IlyaSkriblovsky/txredisapi

Are Redis connection pools necessary with twisted asynchronous I/O?

zipxing opened this issue · 11 comments

In node.js, node_redis module just use a single connection. Both Node and Redis are effectively single thread. I don't think you'll gain anything by having multiple connections.

Why txredisapi use connection pool?

If I set pool size to 1 in txredisapi,I noticed that the single connection won't be putback before
recive redis reply,would not it will reduce the asynchronous concurrency?

use txredis single connection,twisted will auto pipeline request and reply:
01-05 15:17:28.106092 IN TWISTED senddata LEN:, 1272
01-05 15:17:28.106181 IN TWISTED recvdata LEN:, 684
use txredisapi single connection, the next request must wait for the redis to respond.

I think txredisapi must use the connection pool to get better performance, is not suitable for asynchronous single threaded mode.

+1

Seems like txredisapi tries to not send second request to the connection until it receives reply to previous one. Is there any good reason to make it this way?

It seems like natural way for blocking API which waits for reply before returning from query method. Blocking API needs additional syntax for request pipelining. But for async code pipelining is a natural way of operating, and waiting for reply before sending next requests adds additional RTT latency for every request.

May be I miss something, but why txredisapi works this way instead of pipelining all requests by default? (just like txmongo does)

Can't possibly remember.. haven't looked at this code in 3-4 years.

Ok, if you don't mind I will:
• Ask @ioga, who wrote this part of code, according to Blame (ConnectionHandler). May be he remember something, although almost 3 years passed.
• Look into code to see whether change of the behavior can break something
• Try to remove waitings and see how it will work

Great

Ok, seems like such behavior is needed at least to properly handle blocking commands: BRPOP/BLPOP/BRPOPLPUSH

I changed txredisapi to txredis in a production environment, it looks like the performance has been improved and the number of redis connections is greatly reduced.
I think txredisapi is best to provide a single connection asynchronous mode. After all, most of the time will not use blocking command.Thanks!
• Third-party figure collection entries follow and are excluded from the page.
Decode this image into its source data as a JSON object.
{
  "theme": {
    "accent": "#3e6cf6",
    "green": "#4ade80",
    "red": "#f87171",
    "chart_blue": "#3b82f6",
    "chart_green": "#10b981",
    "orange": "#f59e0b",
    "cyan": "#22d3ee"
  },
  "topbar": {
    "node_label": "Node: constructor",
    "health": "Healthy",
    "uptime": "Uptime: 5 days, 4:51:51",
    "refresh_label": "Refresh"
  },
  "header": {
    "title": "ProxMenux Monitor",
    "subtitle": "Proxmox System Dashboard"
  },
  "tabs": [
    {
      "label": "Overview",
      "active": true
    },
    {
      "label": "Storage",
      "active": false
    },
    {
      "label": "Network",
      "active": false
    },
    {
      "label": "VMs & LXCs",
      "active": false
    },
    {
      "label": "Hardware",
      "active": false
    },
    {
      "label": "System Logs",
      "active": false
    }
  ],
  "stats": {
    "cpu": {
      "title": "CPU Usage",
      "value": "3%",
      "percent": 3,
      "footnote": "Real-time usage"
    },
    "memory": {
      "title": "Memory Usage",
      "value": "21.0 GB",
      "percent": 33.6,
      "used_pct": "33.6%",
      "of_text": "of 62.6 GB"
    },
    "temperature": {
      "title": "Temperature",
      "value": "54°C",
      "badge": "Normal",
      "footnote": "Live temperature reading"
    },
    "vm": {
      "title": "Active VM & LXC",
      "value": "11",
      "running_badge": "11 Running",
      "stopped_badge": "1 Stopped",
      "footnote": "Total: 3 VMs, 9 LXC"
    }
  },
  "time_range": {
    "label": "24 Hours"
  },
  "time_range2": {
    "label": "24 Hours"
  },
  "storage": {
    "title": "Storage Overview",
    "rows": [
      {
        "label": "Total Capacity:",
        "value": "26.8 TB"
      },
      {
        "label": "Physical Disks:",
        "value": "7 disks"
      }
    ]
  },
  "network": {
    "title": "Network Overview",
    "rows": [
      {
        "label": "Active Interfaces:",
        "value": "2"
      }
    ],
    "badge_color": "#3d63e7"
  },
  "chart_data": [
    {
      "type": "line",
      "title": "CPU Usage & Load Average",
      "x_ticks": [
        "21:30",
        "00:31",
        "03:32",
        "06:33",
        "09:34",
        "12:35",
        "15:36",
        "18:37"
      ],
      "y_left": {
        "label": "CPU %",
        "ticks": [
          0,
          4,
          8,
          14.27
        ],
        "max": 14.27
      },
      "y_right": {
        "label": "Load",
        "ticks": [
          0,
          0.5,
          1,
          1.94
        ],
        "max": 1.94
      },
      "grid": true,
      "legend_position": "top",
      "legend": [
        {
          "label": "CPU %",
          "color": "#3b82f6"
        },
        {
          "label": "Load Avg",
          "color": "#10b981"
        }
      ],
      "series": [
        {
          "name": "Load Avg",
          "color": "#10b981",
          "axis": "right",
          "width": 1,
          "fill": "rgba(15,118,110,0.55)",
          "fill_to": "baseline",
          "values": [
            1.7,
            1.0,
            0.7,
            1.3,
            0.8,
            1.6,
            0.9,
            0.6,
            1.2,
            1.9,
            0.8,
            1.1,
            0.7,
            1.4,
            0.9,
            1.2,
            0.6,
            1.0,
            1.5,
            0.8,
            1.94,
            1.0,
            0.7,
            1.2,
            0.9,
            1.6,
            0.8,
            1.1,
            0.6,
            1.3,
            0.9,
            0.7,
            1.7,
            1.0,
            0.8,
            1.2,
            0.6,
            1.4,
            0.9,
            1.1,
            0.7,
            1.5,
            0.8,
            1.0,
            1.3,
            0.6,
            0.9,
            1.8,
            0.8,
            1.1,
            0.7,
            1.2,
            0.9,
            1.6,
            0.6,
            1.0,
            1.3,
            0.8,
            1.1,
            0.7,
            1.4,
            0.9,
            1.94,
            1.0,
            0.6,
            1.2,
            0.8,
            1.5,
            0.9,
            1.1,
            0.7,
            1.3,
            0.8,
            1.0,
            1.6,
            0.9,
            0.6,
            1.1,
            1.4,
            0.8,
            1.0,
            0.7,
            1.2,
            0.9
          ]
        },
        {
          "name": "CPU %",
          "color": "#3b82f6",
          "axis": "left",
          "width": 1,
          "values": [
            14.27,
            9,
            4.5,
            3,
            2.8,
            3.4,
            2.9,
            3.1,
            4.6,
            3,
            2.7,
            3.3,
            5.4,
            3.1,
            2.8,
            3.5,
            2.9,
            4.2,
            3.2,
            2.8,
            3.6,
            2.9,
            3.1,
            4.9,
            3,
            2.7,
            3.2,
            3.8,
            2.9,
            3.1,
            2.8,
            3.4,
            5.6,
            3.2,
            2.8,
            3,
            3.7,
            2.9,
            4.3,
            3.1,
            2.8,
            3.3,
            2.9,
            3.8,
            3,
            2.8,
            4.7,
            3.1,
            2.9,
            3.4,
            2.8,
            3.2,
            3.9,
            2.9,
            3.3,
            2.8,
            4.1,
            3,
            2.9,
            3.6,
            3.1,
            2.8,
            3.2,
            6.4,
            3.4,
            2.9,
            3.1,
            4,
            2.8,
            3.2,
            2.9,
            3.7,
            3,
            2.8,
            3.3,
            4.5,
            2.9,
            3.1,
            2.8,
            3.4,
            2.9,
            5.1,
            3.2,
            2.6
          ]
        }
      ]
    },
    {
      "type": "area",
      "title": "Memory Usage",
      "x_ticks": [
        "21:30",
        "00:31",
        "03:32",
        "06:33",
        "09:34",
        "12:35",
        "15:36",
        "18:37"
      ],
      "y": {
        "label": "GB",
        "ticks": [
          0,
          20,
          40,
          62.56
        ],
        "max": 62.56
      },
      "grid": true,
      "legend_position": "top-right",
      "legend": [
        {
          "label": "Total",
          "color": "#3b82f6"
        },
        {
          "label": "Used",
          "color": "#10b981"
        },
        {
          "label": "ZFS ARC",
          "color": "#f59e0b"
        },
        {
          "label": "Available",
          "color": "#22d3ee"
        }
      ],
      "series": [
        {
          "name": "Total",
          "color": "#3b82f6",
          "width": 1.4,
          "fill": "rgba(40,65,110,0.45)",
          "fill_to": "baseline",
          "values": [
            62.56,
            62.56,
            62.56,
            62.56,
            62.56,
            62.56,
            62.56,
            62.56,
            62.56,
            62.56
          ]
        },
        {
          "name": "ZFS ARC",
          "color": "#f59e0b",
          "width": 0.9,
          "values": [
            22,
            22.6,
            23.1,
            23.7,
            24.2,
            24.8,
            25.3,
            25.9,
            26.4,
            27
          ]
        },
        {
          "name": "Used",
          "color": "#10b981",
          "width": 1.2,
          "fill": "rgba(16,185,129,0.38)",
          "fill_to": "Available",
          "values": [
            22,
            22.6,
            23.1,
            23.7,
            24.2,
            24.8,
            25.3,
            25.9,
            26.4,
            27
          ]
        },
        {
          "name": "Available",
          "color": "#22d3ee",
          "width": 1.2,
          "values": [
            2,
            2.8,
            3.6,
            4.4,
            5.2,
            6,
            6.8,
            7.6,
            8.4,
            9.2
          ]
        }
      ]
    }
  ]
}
@zipxing I'm trying to make all requests pipelined by default there: https://github.com/IlyaSkriblovsky/txredisapi/tree/implicit-pipelining. My changes need some cleanup, but they seem not to break anything. Please take a look and if my patch seems stable enough to you, you may give it a try on your environment to see how it will perform. BTW, do you use Hiredis?

I have an email discussion with @ioga who originally wrote the code that deliberately doesn't allow sending multiple requests within one connection at once. Let's see what discussion will show.

My personal opinion is that txredisapi doesn't need any special support for pipelining, but instead it should pipeline all requests by default with special handling of commands that may block for some time: BLPOP/BRPOP/BRPOPLPUSH (and may be some others?). If there will be consensus about that, we could drop explicit pipelining with proper deprecation cycle.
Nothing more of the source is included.